If I have a password protected page then two apps run, the app proper and the members app. An if clause in the app-module.php page determines which is rendered, the page or the login form.

With the switches everything is pretty modular.

That’s about it. Here it is live:

Edit: BTW, you can run any number of apps in the same page, each one displays in its own div. You include the logic for all of them at the top and the views in the various divs.


I have been using CodeIgniter for quite a number of years. It is robust, small, quick, with excellent documentation and best of all with a nooby friendly forum.

I think it will be a good introduction to other PHP Frameworks which seem to have similar structures. I think that your working method will easily fit into the CodeIgniter’s preferred method.


I have also played with a few other frameworks and keep on coming back to CodeIgniter :slight_smile:


Thanks but I’m not looking to use a framework but to build one. Or rather, to convert mine to OOP. This is a learning exercise. :wink:

The idea of looking at other frameworks is for the layout and how they separate the system core libraries, etc which makes upgrades simple. All that is required is to download source, upload to your online site then change a single line in the online root index.php file.

As mentioned I like the CodeIgniter approach and it is oh so easy. A new project can be created and up and running online in less than ten minutes.


Sorry I misunderstood. I’ve taken a first look at Codeigniter.

Apparently these frameworks all reinvent what html does naturally, display pages. I’m quite happy to let html do that. I just want my framework to build the content for the pages. :wink:

I’m going to take a look at how they build dynamic pages.

Take another look at the link to the Flow Chart Diagram in my previous post.

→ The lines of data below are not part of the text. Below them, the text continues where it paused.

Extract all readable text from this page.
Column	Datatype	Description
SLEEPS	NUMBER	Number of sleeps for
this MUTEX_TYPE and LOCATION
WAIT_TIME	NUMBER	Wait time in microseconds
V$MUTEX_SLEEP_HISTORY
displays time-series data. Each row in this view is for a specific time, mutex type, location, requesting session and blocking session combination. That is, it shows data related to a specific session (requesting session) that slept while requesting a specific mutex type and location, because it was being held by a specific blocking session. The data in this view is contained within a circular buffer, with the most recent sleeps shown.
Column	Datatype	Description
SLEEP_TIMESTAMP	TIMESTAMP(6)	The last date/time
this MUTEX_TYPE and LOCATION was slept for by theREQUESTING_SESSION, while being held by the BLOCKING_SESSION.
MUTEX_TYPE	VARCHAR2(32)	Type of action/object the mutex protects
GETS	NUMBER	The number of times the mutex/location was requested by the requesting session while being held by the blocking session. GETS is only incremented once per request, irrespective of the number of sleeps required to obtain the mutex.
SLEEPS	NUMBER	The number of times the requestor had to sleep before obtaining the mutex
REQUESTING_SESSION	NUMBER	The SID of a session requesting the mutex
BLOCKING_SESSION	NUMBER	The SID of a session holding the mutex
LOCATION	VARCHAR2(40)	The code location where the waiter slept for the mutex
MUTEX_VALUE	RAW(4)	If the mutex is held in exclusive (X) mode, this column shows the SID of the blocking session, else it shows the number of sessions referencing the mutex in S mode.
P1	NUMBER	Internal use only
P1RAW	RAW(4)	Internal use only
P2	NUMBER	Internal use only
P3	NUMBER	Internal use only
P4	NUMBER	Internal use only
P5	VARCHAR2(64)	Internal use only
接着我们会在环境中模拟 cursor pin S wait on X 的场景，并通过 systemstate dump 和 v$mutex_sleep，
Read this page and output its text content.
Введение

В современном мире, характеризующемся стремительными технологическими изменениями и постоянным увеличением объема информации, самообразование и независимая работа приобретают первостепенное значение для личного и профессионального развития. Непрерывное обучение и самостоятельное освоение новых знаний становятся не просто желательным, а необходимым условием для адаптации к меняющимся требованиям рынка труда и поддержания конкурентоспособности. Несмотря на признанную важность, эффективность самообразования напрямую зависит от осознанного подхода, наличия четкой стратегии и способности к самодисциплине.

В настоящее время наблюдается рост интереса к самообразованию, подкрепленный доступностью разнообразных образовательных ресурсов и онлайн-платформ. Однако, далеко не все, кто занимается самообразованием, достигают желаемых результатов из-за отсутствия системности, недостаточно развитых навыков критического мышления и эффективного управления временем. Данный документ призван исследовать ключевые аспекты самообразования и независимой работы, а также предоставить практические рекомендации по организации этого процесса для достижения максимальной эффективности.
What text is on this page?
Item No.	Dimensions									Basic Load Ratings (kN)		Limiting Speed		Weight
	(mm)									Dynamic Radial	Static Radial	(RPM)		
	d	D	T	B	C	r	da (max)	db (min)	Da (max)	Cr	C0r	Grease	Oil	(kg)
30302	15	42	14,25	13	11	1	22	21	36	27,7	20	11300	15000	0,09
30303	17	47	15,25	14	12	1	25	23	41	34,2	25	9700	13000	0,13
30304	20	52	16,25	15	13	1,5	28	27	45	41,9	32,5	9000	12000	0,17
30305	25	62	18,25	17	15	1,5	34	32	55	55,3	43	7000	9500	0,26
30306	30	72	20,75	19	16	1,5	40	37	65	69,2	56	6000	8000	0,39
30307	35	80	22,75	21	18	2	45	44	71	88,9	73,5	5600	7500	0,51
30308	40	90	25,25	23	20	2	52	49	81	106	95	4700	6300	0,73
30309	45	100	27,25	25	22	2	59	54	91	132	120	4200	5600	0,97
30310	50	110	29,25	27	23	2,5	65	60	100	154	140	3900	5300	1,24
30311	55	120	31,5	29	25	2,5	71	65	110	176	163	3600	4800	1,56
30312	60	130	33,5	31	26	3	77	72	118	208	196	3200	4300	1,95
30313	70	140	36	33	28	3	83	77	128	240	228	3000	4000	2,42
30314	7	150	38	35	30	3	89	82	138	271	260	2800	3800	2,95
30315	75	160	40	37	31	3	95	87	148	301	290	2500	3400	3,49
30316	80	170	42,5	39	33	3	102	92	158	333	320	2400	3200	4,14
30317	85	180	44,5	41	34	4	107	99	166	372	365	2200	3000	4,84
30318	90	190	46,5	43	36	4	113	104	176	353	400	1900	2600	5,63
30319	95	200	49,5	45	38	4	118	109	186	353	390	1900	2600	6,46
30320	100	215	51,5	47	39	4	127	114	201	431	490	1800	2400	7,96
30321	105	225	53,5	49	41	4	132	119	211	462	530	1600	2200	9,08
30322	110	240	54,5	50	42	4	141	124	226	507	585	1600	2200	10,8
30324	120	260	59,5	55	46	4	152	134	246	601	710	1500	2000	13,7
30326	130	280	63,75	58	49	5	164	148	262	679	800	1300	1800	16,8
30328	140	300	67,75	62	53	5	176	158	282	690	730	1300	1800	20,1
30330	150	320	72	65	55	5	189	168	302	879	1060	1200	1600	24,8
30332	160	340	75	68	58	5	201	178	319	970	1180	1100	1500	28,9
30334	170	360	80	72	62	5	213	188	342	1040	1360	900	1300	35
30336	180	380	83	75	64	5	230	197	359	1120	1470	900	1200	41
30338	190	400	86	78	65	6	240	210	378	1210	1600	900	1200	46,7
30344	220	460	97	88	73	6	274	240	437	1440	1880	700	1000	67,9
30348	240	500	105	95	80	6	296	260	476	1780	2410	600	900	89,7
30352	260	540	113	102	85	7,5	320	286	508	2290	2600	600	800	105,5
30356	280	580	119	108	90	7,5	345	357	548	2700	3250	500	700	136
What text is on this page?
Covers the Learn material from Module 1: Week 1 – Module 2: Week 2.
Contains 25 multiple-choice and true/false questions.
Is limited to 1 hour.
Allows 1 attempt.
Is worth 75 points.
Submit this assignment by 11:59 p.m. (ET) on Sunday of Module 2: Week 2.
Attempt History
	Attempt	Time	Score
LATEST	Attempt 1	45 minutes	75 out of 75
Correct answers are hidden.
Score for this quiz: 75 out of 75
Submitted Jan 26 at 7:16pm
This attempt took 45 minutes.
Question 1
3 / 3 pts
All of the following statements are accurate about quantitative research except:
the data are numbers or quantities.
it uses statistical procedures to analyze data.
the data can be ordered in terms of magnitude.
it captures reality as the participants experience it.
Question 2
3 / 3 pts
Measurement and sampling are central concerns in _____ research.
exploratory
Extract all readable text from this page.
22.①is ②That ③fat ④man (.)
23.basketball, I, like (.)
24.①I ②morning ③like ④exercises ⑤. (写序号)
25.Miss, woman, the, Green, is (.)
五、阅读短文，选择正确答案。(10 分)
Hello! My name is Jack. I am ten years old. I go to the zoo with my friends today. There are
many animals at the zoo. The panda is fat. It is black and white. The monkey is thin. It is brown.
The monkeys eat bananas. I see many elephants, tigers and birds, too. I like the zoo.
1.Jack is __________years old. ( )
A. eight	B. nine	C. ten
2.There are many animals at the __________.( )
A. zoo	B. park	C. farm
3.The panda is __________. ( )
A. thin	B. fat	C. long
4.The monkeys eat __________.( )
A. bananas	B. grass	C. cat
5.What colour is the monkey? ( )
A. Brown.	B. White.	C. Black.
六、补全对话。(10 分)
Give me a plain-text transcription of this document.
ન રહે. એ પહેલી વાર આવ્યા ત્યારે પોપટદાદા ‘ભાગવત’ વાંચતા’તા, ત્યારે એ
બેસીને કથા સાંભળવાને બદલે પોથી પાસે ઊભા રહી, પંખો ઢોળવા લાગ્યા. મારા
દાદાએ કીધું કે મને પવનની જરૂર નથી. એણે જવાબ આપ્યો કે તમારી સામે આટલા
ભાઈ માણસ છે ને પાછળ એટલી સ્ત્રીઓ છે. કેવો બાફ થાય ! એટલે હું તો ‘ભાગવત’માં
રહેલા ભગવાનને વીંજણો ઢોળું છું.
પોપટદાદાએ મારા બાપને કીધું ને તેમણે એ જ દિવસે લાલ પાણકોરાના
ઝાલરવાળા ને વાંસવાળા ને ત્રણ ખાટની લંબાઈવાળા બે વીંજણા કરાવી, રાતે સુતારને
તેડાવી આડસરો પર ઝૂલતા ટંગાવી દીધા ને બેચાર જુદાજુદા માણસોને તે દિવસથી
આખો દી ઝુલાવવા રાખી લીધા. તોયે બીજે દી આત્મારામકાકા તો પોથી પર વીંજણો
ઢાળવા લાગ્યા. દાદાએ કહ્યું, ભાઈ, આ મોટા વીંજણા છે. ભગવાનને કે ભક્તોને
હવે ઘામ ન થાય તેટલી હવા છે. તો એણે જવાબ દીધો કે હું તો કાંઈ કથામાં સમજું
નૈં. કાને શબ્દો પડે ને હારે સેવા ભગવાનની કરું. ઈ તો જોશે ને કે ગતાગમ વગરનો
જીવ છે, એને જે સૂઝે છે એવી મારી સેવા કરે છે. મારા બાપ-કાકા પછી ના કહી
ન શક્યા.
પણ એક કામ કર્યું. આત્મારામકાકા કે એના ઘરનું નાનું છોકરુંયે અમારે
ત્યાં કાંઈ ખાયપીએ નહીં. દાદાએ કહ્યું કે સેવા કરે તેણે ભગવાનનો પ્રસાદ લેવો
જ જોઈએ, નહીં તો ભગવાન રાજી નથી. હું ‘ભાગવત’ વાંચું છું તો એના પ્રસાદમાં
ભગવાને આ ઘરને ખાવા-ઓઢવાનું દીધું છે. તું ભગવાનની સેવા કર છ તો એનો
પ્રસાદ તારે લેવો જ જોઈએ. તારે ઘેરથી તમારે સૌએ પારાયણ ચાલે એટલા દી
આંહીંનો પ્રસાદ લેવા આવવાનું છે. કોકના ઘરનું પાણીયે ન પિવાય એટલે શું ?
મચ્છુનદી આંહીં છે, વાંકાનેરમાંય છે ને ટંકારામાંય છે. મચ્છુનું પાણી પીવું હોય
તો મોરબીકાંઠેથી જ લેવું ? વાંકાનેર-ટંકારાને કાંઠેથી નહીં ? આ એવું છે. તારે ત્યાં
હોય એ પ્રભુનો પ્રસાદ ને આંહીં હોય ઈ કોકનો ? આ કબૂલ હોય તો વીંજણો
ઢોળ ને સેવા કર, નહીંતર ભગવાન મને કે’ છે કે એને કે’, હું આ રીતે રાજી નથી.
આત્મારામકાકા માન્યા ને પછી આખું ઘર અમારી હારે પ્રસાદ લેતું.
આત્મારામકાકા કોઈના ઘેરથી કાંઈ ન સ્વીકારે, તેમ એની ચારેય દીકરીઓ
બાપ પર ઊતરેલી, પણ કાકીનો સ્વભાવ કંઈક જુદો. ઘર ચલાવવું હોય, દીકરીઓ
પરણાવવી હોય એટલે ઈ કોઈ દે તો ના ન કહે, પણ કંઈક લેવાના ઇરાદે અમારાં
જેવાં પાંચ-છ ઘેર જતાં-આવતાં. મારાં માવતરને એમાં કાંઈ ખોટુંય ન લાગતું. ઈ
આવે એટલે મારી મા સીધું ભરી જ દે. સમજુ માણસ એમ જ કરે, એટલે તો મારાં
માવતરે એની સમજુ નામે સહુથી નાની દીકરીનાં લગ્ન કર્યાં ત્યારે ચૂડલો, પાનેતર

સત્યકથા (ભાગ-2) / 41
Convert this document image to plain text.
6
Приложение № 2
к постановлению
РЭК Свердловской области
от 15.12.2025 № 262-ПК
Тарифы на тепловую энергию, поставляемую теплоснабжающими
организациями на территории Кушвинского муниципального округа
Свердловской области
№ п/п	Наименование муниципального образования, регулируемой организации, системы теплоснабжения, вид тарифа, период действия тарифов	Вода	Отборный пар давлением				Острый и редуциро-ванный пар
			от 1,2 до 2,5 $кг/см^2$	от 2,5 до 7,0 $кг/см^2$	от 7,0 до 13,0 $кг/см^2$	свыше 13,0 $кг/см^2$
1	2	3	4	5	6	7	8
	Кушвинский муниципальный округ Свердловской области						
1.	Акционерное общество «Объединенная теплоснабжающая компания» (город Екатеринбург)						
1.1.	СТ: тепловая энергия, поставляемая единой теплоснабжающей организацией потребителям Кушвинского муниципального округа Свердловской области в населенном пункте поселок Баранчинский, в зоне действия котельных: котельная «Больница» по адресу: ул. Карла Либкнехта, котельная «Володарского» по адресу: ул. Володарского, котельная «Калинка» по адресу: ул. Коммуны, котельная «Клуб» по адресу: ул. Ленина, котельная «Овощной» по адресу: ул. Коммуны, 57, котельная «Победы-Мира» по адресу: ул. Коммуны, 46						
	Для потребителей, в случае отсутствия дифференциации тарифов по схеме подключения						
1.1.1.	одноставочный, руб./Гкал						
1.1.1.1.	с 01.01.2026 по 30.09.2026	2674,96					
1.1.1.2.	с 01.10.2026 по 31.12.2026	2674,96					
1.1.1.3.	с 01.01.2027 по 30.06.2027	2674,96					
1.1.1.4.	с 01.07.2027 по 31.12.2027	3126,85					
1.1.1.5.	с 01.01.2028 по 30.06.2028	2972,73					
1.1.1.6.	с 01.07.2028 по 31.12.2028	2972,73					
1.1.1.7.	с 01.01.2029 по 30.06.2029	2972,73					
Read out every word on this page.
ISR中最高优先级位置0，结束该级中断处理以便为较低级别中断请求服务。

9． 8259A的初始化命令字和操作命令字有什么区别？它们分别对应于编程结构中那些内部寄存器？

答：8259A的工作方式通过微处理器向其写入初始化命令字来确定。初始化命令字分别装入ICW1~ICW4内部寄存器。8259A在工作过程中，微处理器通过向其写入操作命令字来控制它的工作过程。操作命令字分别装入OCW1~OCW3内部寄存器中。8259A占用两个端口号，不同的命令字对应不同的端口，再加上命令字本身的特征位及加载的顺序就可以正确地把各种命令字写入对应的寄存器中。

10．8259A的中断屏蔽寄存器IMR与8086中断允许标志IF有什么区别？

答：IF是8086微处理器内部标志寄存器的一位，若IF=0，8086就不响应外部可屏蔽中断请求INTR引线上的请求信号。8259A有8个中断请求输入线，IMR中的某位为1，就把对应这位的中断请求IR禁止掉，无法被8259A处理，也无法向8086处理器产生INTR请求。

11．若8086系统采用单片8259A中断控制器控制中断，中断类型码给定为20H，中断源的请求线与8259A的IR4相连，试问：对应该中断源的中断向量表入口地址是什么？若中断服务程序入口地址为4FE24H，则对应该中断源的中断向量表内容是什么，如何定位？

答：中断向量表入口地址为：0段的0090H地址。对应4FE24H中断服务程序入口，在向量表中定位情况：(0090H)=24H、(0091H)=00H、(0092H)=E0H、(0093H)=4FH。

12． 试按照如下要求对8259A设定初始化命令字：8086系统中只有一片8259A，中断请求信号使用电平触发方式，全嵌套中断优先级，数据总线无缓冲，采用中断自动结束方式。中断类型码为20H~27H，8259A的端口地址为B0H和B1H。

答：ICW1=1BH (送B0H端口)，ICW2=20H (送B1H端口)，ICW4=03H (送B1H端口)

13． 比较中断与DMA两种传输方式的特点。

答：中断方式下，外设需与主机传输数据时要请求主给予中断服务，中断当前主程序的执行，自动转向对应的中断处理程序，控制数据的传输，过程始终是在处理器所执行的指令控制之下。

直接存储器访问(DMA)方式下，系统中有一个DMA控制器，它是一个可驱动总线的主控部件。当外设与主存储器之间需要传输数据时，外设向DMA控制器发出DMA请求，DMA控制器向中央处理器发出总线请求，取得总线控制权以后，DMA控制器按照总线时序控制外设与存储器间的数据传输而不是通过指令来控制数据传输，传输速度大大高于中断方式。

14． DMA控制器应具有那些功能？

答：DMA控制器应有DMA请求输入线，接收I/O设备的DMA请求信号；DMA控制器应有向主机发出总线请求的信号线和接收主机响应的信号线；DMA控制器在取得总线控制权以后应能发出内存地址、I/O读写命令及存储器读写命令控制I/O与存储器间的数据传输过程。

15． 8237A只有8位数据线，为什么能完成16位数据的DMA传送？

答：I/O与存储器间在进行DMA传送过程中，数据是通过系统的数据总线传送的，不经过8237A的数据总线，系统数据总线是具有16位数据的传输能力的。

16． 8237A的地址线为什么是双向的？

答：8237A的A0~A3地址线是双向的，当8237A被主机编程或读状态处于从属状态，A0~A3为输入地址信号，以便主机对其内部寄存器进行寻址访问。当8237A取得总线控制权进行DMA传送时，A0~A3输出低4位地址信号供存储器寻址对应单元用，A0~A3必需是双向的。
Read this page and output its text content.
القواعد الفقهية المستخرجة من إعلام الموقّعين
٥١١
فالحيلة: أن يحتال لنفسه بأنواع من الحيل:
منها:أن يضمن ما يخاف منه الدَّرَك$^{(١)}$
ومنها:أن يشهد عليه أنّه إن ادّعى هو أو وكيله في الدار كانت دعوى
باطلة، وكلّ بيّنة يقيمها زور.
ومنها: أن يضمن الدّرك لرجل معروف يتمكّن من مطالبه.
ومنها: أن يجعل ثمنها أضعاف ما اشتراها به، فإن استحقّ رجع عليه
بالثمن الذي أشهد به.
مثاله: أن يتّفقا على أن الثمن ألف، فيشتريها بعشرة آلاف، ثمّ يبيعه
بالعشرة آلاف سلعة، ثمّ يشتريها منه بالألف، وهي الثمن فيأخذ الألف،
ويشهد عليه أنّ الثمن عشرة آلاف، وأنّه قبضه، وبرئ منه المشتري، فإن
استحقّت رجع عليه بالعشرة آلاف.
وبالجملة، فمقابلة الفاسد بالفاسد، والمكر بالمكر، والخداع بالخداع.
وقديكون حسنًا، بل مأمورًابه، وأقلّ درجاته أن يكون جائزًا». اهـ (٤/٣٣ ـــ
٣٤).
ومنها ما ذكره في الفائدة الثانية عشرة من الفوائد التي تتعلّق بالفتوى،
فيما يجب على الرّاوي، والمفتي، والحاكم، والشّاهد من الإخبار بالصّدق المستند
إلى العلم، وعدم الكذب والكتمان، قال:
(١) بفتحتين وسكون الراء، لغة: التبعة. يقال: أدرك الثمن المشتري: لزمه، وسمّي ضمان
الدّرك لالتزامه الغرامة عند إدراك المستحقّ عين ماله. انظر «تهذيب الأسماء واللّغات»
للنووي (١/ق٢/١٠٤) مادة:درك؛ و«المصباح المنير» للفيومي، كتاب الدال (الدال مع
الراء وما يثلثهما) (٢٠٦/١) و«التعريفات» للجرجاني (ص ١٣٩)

This link to the calendar view maybe helpful. It is populated from the Calendar Controller, etc:


Can you tell me what database name Codeigniter expects? I created one called “codeigniter” but it does not work

Unable to connect to your database server using the provided settings.

Filename: core/Loader.php

Line Number: 346

Edit: Found it!

Try including this file at the end of your application/config/database.php

I always use this test file to produce verbose database connection details when the database connection fails.

Thanks, I’ve finished the tutorial, the rest is going to keep me busy for a while!